Time for a Change? California Lawmakers Take Another Look at Daylight Saving Time

Assembly Bill 807 received its first Senate reading Monday

California lawmakers are taking another look at whether Daylight Saving Time should become a thing of the past.

Assembly Bill 807 received its first Senate reading Monday after last week's approval by the State Assembly. It's the second time in the last two years that state lawmakers have brought up a bill that could -- if it clears several hurdles -- do away with the need for Californians to set their clocks forward or back by an hour twice each year.

A similar version failed last year in the state Senate.

The practice of Daylight Saving Time, used as an energy saving measure, was approved by California voters with the passage of a 1949 ballot measure -- Proposition 12. Initially, Daylight Saving Time was from the last Sunday in April to the last Sunday in September in California. DST now lasts from mid-March to November after it was re-worked by Congress.

A proposed change would need to go before voters and clear Congress, which passed a law in 1966 that required states to either adopt DST or stick with standard time year-round.
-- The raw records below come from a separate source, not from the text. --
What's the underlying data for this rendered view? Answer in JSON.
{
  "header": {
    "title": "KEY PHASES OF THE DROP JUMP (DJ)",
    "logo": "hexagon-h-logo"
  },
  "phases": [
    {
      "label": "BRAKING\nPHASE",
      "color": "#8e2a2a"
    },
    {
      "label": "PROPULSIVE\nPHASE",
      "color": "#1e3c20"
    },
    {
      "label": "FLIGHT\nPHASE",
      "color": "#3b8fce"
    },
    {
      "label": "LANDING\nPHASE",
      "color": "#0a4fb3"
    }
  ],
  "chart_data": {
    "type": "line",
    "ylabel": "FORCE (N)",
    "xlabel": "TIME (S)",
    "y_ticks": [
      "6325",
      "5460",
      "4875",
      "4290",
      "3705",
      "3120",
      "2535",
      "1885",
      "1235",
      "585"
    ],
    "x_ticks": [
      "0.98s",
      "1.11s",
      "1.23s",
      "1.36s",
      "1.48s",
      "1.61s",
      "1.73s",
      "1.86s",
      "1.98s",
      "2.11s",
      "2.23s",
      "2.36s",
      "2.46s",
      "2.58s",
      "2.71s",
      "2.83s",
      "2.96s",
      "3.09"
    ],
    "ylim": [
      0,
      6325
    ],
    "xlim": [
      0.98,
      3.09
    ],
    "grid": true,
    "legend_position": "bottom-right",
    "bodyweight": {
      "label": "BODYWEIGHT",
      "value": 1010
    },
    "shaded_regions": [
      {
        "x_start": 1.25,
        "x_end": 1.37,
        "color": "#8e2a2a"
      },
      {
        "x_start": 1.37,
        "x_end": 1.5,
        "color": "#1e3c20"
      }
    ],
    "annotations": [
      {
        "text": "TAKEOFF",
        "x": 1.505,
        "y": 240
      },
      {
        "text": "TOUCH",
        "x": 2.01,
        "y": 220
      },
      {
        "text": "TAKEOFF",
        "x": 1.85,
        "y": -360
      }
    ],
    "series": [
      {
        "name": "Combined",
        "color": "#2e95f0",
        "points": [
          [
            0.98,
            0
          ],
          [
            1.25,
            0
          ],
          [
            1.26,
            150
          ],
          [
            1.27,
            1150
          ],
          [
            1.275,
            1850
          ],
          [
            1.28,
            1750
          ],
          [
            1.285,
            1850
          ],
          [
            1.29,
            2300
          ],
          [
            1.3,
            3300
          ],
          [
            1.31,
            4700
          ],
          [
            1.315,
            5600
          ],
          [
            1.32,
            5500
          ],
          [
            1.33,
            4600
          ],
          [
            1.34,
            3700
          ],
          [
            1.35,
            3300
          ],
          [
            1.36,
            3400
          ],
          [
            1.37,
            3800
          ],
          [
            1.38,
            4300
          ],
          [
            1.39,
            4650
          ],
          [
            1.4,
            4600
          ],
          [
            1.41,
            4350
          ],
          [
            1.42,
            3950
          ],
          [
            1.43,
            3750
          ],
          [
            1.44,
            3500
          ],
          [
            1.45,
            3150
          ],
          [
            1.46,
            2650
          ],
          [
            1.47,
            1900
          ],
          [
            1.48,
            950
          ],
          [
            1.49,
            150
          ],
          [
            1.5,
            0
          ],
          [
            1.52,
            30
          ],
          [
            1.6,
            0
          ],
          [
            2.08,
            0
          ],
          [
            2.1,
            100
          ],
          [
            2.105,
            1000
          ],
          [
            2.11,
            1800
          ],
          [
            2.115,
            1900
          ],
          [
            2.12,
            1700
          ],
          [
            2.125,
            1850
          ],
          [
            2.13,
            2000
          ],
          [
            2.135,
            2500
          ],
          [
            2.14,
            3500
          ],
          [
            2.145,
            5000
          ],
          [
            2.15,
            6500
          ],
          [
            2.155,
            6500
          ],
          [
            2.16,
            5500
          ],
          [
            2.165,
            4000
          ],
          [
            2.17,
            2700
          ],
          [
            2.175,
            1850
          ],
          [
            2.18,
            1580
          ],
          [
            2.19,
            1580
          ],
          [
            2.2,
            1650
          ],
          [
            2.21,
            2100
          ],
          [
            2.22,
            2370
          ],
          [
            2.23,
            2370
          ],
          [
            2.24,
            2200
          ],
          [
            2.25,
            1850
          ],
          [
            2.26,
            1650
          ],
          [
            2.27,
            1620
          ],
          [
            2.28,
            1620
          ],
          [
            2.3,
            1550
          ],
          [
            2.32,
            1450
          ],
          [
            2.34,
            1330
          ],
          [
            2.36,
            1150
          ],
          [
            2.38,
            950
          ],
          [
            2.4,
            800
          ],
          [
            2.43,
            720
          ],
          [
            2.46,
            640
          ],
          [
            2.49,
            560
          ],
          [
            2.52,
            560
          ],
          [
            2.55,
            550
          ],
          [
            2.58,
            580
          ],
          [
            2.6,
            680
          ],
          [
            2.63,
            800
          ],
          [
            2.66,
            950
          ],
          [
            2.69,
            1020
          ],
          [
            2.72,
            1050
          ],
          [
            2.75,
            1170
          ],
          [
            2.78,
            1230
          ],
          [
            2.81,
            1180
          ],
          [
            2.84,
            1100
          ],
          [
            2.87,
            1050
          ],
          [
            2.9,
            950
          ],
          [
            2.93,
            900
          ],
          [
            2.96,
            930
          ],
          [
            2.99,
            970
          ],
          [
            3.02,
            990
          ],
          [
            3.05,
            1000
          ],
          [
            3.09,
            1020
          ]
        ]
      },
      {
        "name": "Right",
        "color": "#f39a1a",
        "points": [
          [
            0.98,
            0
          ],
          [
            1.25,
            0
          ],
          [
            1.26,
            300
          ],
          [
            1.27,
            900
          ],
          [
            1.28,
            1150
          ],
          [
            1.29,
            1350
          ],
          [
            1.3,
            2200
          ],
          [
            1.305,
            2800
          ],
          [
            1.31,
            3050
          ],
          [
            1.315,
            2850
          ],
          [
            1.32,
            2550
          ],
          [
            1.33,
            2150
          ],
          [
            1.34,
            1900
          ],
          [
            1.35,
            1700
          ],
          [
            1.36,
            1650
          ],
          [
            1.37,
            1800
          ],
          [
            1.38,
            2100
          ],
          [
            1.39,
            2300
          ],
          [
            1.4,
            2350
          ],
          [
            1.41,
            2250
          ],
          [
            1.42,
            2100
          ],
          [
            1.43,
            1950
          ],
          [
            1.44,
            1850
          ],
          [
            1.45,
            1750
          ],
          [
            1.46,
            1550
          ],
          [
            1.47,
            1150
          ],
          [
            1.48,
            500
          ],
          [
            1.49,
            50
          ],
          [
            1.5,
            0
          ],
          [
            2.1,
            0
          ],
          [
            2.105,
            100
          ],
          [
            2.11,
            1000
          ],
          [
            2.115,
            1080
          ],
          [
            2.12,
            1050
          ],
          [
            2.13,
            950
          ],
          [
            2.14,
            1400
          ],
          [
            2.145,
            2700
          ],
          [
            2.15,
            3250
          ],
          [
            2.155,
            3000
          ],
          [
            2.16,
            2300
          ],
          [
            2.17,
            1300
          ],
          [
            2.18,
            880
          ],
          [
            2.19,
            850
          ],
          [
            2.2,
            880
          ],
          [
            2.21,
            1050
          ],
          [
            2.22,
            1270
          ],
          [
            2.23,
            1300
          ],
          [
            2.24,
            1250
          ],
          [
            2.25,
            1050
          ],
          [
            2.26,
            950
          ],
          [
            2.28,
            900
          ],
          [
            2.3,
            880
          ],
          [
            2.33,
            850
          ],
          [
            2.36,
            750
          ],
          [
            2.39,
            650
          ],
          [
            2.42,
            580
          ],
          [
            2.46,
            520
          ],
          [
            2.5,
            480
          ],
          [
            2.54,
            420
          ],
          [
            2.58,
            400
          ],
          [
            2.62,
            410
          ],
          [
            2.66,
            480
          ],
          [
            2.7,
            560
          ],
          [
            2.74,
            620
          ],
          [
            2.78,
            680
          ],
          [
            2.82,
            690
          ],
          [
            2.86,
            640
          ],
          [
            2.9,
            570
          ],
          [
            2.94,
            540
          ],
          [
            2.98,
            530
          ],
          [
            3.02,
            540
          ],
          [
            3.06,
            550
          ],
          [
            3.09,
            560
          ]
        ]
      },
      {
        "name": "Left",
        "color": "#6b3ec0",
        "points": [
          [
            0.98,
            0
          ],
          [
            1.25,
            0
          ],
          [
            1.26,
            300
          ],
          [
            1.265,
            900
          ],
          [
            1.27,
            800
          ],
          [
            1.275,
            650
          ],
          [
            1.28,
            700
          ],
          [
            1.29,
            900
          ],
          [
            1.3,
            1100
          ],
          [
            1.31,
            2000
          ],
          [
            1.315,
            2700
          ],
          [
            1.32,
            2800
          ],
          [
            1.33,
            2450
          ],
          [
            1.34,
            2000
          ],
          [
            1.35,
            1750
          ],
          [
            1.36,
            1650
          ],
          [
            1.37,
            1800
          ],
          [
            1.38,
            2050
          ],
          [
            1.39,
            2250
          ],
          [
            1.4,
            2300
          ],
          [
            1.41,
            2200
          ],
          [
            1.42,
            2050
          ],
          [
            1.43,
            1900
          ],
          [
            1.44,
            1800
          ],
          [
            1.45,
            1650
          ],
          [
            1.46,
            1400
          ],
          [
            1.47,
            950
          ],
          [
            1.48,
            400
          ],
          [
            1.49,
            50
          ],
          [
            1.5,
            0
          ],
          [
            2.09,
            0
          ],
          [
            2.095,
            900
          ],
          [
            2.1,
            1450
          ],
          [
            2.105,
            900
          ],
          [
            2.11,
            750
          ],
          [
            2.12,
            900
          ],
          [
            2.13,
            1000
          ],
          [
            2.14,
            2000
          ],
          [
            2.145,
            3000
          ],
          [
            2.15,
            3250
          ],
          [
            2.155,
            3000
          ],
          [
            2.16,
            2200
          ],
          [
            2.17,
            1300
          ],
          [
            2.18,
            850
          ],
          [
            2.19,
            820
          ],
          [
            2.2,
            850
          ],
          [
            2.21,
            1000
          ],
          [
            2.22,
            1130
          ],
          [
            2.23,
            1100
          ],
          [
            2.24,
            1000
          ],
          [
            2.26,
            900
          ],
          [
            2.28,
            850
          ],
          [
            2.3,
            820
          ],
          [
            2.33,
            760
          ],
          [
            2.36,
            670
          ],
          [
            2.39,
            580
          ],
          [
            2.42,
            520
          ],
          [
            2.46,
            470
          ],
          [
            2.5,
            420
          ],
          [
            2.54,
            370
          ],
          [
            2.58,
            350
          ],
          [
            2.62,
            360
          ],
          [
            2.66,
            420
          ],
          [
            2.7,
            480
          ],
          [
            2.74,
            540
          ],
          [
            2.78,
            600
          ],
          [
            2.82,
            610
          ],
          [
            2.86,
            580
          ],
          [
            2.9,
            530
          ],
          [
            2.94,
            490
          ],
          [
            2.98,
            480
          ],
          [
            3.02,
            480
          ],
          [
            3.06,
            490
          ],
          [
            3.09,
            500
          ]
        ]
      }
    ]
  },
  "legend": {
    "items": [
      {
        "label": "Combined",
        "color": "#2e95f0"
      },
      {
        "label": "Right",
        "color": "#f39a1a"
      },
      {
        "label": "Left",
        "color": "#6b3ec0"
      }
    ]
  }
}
Hawaii and Arizona have exempted themselves from the law.

The bill in the California Senate asks voters to transfer a final decision to the state Legislature. The California Constitution allows the Legislature to amend or repeal an initiative statute by another statute that becomes effective when approved by voters, who would consider the issue in the next statewide election.

The Legislatures's options would include staying on standard time year-round, tinkering with time change dates, or applying DST year-round if authorized by federal law.

Opponents said the change would leave California out of sync with business in the rest of the country and leave farmers without as many hours of sunlight during fall harvests. Supporters have said the practice is no longer need as a fuel savings measure and can affect people's health.